The interaction between recurving tropical cyclones (TCs) and the midlatitude jet stream represents a class of tropical–extratropical interactions occurring on time scales that span the weather–climate interface. While some recurving TCs excite or amplify Rossby wave trains along the jet stream that produce persistent midlatitude circulation anomalies and high-impact weather downstream, others exert little influence on the midlatitude circulation. The factors governing this difference in behavior are not well understood, although characteristics of the large-scale flow pattern, the TC, and the phasing between the TC and the midlatitude flow are hypothesized to be important. This presentation will investigate the factors that modulate the influence of recurving western North Pacific (WNP) TCs on the midlatitude circulation on synoptic to intraseasonal time scales.

A 31-yr climatology (1979–2009) and composite analysis of TC–jet stream interactions associated with recurving WNP TCs are conducted. Recurving WNP TC episodes are objectively ranked by the strength of the TC–jet stream interaction (i.e., the magnitude of negative upper-level PV advection by the divergent TC outflow). The top and bottom quintiles of the ranked cases are categorized as strong and weak TC–jet stream interaction cases, respectively. Climatologies for these two categories are constructed to assess factors that are hypothesized to modulate the strength of the TC–jet stream interaction during WNP TC recurvature (e.g., time of year, characteristics of the large-scale flow pattern, TC strength, extent of TC wind field).
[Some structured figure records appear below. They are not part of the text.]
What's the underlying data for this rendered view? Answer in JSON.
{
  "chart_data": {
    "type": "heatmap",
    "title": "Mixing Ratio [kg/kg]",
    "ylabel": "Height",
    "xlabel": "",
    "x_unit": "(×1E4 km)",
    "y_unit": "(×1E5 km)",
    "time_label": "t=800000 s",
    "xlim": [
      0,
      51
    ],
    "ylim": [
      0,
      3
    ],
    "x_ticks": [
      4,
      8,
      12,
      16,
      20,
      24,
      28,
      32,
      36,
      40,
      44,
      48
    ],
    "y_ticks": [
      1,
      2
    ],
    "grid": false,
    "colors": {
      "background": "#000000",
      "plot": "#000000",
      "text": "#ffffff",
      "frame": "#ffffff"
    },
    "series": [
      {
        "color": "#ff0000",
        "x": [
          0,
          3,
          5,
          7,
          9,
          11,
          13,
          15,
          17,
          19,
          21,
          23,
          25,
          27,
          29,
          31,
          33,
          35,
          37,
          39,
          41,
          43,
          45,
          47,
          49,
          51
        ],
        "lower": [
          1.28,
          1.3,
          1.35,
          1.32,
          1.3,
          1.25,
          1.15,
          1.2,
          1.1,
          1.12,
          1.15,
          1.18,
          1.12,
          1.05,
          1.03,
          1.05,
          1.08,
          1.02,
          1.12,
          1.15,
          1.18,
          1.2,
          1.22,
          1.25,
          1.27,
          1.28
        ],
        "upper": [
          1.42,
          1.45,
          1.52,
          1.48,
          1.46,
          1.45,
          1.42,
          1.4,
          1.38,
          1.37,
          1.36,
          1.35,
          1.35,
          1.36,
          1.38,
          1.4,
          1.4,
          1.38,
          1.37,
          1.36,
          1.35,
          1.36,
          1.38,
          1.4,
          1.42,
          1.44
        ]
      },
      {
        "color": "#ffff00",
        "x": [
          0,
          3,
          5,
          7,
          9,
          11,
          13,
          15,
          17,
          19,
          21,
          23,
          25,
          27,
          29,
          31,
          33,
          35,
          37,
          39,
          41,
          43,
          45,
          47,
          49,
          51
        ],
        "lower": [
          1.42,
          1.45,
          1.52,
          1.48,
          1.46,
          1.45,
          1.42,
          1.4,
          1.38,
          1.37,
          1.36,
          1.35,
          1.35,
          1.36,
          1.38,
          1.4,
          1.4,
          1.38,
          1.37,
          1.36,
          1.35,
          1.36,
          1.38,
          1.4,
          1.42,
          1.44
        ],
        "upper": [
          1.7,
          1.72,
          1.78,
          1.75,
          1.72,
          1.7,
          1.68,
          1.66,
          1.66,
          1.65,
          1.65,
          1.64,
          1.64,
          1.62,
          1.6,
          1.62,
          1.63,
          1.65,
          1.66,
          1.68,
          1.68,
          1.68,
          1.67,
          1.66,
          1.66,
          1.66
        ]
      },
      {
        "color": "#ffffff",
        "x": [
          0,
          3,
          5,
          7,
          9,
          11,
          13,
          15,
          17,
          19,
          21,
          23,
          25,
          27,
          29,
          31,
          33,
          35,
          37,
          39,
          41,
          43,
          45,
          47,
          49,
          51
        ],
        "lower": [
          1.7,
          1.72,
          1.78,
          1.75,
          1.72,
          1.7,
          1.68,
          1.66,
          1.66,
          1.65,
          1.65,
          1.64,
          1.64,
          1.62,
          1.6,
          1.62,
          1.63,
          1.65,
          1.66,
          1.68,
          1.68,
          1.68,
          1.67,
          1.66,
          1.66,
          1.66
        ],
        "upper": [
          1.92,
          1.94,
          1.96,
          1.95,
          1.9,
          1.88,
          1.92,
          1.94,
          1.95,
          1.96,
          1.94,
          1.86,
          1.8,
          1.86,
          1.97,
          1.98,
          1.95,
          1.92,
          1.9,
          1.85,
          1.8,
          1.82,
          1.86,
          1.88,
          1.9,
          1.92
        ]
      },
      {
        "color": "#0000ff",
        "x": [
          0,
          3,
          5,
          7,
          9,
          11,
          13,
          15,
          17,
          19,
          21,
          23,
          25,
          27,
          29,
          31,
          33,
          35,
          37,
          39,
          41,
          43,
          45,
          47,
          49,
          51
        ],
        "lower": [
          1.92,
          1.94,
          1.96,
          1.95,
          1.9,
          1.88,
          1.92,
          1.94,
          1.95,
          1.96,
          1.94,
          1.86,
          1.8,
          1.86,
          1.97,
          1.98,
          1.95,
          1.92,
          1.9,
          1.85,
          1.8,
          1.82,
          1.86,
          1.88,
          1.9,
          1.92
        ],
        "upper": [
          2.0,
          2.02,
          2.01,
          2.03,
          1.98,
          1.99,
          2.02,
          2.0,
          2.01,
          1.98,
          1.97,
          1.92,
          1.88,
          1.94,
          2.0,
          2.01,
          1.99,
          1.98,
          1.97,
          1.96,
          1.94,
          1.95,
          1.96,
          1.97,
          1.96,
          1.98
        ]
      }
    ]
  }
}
Interaction-relative composite analyses are created for these two categories to allow for a comparison of the flow response to recurving WNP TCs associated with strong and weak TC–jet stream interactions.

Results indicate that relative to the weak TC–jet stream interaction cases, the strong TC–jet stream interaction cases feature stronger midtropospheric ascent and broader divergent outflow associated with the TC, a more amplified trough–ridge–trough flow pattern, and a more distinct downstream jet streak embedded within a stronger waveguide. A comparison of the downstream large-scale flow evolution for the two categories suggests that the strong interaction cases are associated with the dispersion of higher-amplitude, longer-lived Rossby wave trains across the North Pacific into North America.